Hiroko Katsuki ne sursauta pas et ne se retourna pas pour saluer son fils, mais son visage s'illumina.
- Évidemment, je suis une mère, je possède ce genre d'instinct en moi.
Le japonais rit doucement. Il aurait dû s'en douter. Sa mère avait toujours eu ce genre de sixième sens en ce qui concernait ses enfants. Même si la plupart du temps, ils ne l'écoutaient pas. Comme la fois où elle avait dit à la sœur de Yuuri – Mari – qu'elle ne devait pas sortir avec ce jeune venu d'Osaka et qui avait tout l'air d'un délinquant. Mais Mari n'avait rien voulu entendre, pour une fois qu'elle trouvait un garçon attirant, elle ne voulait pas croire leur mère. Il avait fallu qu'elle se rende compte que ce garçon avait déjà une petite amie à Osaka, et qu'il n'était là que pour s'amuser durant ses vacances. Elle en avait eu le cœur brisé, et sa confiance en elle avait été sévèrement atteinte. Depuis, elle vivait recluse dans la sécurité de sa chambre, refusant le moindre contact avec le sexe opposé. Yuuri avait de la peine pour elle, mais il ne savait pas trop ce qu'il pouvait y faire. Ils n'avaient jamais été très proche, n'ayant pas les mêmes centres d'intérêts et Yuuri quittant le cocon familial dès que ses moyens l'avaient permis pour la capitale. Il n'empêche que Mari était sa sœur et qu'il avait de l'affection pour elle malgré tout.
- Tu n'as toujours pas retrouvé l'inspiration ?, Demanda doucement sa mère alors qu'il tirait une chaise de la cuisine pour s'y asseoir.
- Non. Le délai est pour dans deux mois et je n'ai toujours rien produit, c'est un désastre.
- Tu sais, tu devrais essayer de faire autre chose plutôt que te forcer tous les jours à peindre quelques choses. Tu devrais sortir, rencontrer des gens, essayer de nouvelles expériences...
- Est-ce que tu viens vraiment de dire '' rencontrer des gens '' en parlant de moi, maman ?,Demanda le brun son expression septique bien lisible sur son visage.
Sa mère lâcha un rire tout en coupant des tranches de porc d'un geste précis.
- Certes, peut-être que j'ai été un peu trop visionnaire sur ce point-là. Mais je pense sincèrement que ça pourrait te faire du bien., Elle se retourna en posant son couteau pour le couver d'un regard inquiet.
- Je sais que tu penses que je devrais avoir des amis et peut-être même une petite amie mais franchement maman..., Il laissa sa phrase en suspend en secouant la tête.
- Qui a parlé de petite-amie ? Tu pourrais avoir un petit-ami aussi si tu voulais.
Yuuri prit une brusque inspiration et il s'étouffa avec sa salive, le faisant tousser et rougir ses joues.
- Maman ?!, S'écria-t-il presque.
- Quoi ?, Demanda-t-elle innocemment., Je ne fais qu'énoncer une possibilité.
- Maman, je ne suis pas gay.
- Hum, hum., Répondit-elle absolument pas convaincu, son attention retournant à ses tranches de porc.

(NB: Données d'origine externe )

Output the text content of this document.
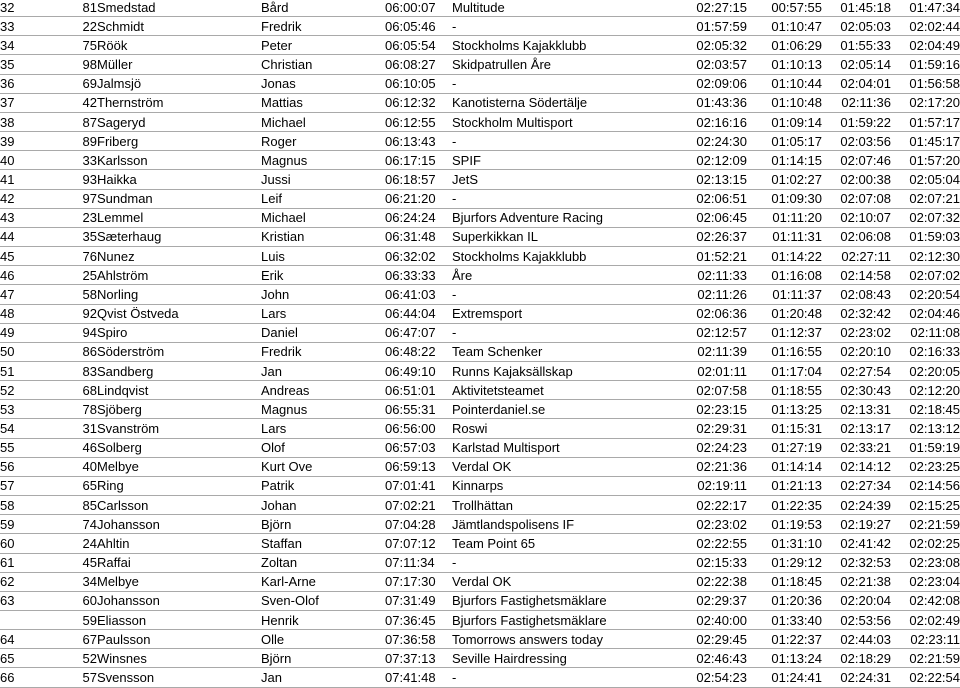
32	81	Smedstad	Bård	06:00:07	Multitude	02:27:15	00:57:55	01:45:18	01:47:34
33	22	Schmidt	Fredrik	06:05:46	-	01:57:59	01:10:47	02:05:03	02:02:44
34	75	Röök	Peter	06:05:54	Stockholms Kajakklubb	02:05:32	01:06:29	01:55:33	02:04:49
35	98	Müller	Christian	06:08:27	Skidpatrullen Åre	02:03:57	01:10:13	02:05:14	01:59:16
36	69	Jalmsjö	Jonas	06:10:05	-	02:09:06	01:10:44	02:04:01	01:56:58
37	42	Thernström	Mattias	06:12:32	Kanotisterna Södertälje	01:43:36	01:10:48	02:11:36	02:17:20
38	87	Sageryd	Michael	06:12:55	Stockholm Multisport	02:16:16	01:09:14	01:59:22	01:57:17
39	89	Friberg	Roger	06:13:43	-	02:24:30	01:05:17	02:03:56	01:45:17
40	33	Karlsson	Magnus	06:17:15	SPIF	02:12:09	01:14:15	02:07:46	01:57:20
41	93	Haikka	Jussi	06:18:57	JetS	02:13:15	01:02:27	02:00:38	02:05:04
42	97	Sundman	Leif	06:21:20	-	02:06:51	01:09:30	02:07:08	02:07:21
43	23	Lemmel	Michael	06:24:24	Bjurfors Adventure Racing	02:06:45	01:11:20	02:10:07	02:07:32
44	35	Sæterhaug	Kristian	06:31:48	Superkikkan IL	02:26:37	01:11:31	02:06:08	01:59:03
45	76	Nunez	Luis	06:32:02	Stockholms Kajakklubb	01:52:21	01:14:22	02:27:11	02:12:30
46	25	Ahlström	Erik	06:33:33	Åre	02:11:33	01:16:08	02:14:58	02:07:02
47	58	Norling	John	06:41:03	-	02:11:26	01:11:37	02:08:43	02:20:54
48	92	Qvist Östveda	Lars	06:44:04	Extremsport	02:06:36	01:20:48	02:32:42	02:04:46
49	94	Spiro	Daniel	06:47:07	-	02:12:57	01:12:37	02:23:02	02:11:08
50	86	Söderström	Fredrik	06:48:22	Team Schenker	02:11:39	01:16:55	02:20:10	02:16:33
51	83	Sandberg	Jan	06:49:10	Runns Kajaksällskap	02:01:11	01:17:04	02:27:54	02:20:05
52	68	Lindqvist	Andreas	06:51:01	Aktivitetsteamet	02:07:58	01:18:55	02:30:43	02:12:20
53	78	Sjöberg	Magnus	06:55:31	Pointerdaniel.se	02:23:15	01:13:25	02:13:31	02:18:45
54	31	Svanström	Lars	06:56:00	Roswi	02:29:31	01:15:31	02:13:17	02:13:12
55	46	Solberg	Olof	06:57:03	Karlstad Multisport	02:24:23	01:27:19	02:33:21	01:59:19
56	40	Melbye	Kurt Ove	06:59:13	Verdal OK	02:21:36	01:14:14	02:14:12	02:23:25
57	65	Ring	Patrik	07:01:41	Kinnarps	02:19:11	01:21:13	02:27:34	02:14:56
58	85	Carlsson	Johan	07:02:21	Trollhättan	02:22:17	01:22:35	02:24:39	02:15:25
59	74	Johansson	Björn	07:04:28	Jämtlandspolisens IF	02:23:02	01:19:53	02:19:27	02:21:59
60	24	Ahltin	Staffan	07:07:12	Team Point 65	02:22:55	01:31:10	02:41:42	02:02:25
61	45	Raffai	Zoltan	07:11:34	-	02:15:33	01:29:12	02:32:53	02:23:08
62	34	Melbye	Karl-Arne	07:17:30	Verdal OK	02:22:38	01:18:45	02:21:38	02:23:04
63	60	Johansson	Sven-Olof	07:31:49	Bjurfors Fastighetsmäklare	02:29:37	01:20:36	02:20:04	02:42:08
	59	Eliasson	Henrik	07:36:45	Bjurfors Fastighetsmäklare	02:40:00	01:33:40	02:53:56	02:02:49
64	67	Paulsson	Olle	07:36:58	Tomorrows answers today	02:29:45	01:22:37	02:44:03	02:23:11
65	52	Winsnes	Björn	07:37:13	Seville Hairdressing	02:46:43	01:13:24	02:18:29	02:21:59
66	57	Svensson	Jan	07:41:48	-	02:54:23	01:24:41	02:24:31	02:22:54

Yuuri abandonna. Il savait sa mère ouverte d'esprit, mais il ne se voyait pas lui expliquer dans la cuisine qu'il n'avait jamais été attiré physiquement par personne, et qu'il doutait que cela puisse changer un jour. Il était un artiste et par conséquent il avait dédié sa vie et son amour à ses toiles et à sa peinture. Il savait que l'art n'empêchait pas l'amour, et que certains artistes avaient eu de nombreux amants et amantes au cours de leur vie et qu'ils en avaient même fait leur Muse pour la plus part. Mais Yuuri ne se sentait pas comme les autres artistes, lui, il n'avait jamais rencontré quelqu'un qui le faisait frémir de la même façon que son corps vibrait en traçant une courbe sur un papier fin avec une pastelle douce, il n'avait jamais eu l'envie de se plonger dans le regard d'une personne et de se demander quelles aquarelles il pouvait utiliser pour en retranscrire toute la nuance et la lumière sur un papier aux grains satinés. Il n'avait jamais eu envie d'effleurer la peau frissonnante d'un flanc ou le creux d'une épaule avec le poil de son pinceau favori.
Il avait longtemps réfléchi à ce manque de désir physique envers les personnes qu'il croisait dans la rue ou qu'il rencontrait, sans vraiment trouver d'explication. Il avait longtemps cru qu'il avait un problème quant à vingt ans il avait réalisé son désintérêt total pour les relations sexuelles ou autres types de rapport se rapprochant de la chose. Il n'avait jamais osé en parler et évitait soigneusement toute conversation se rapportant à sa vie intime. Il ne voulait pas sentir sur lui les regard intrigués et un peu déroutés des personnes. Puis un jour, un peu au hasard, il était tombé sur un article qui portait le mot qui allait définir sa personne : l'asexualité. Il avait eu de la chance ce jour-là, le journaliste ne parlait pas de cette orientation sexuelle comme d'un problème où d'une maladie, il énonçait juste une constatation. Certaines personnes n'avaient tout simplement pas de désir envers d'autres individus. Cela ne les empêchait pas de pouvoir tomber amoureux, mais ils ne ressentaient pas le besoin de traduire cette amour par des relations sexuelles, car ils avaient trouvé une autre source de désir pour les satisfaire.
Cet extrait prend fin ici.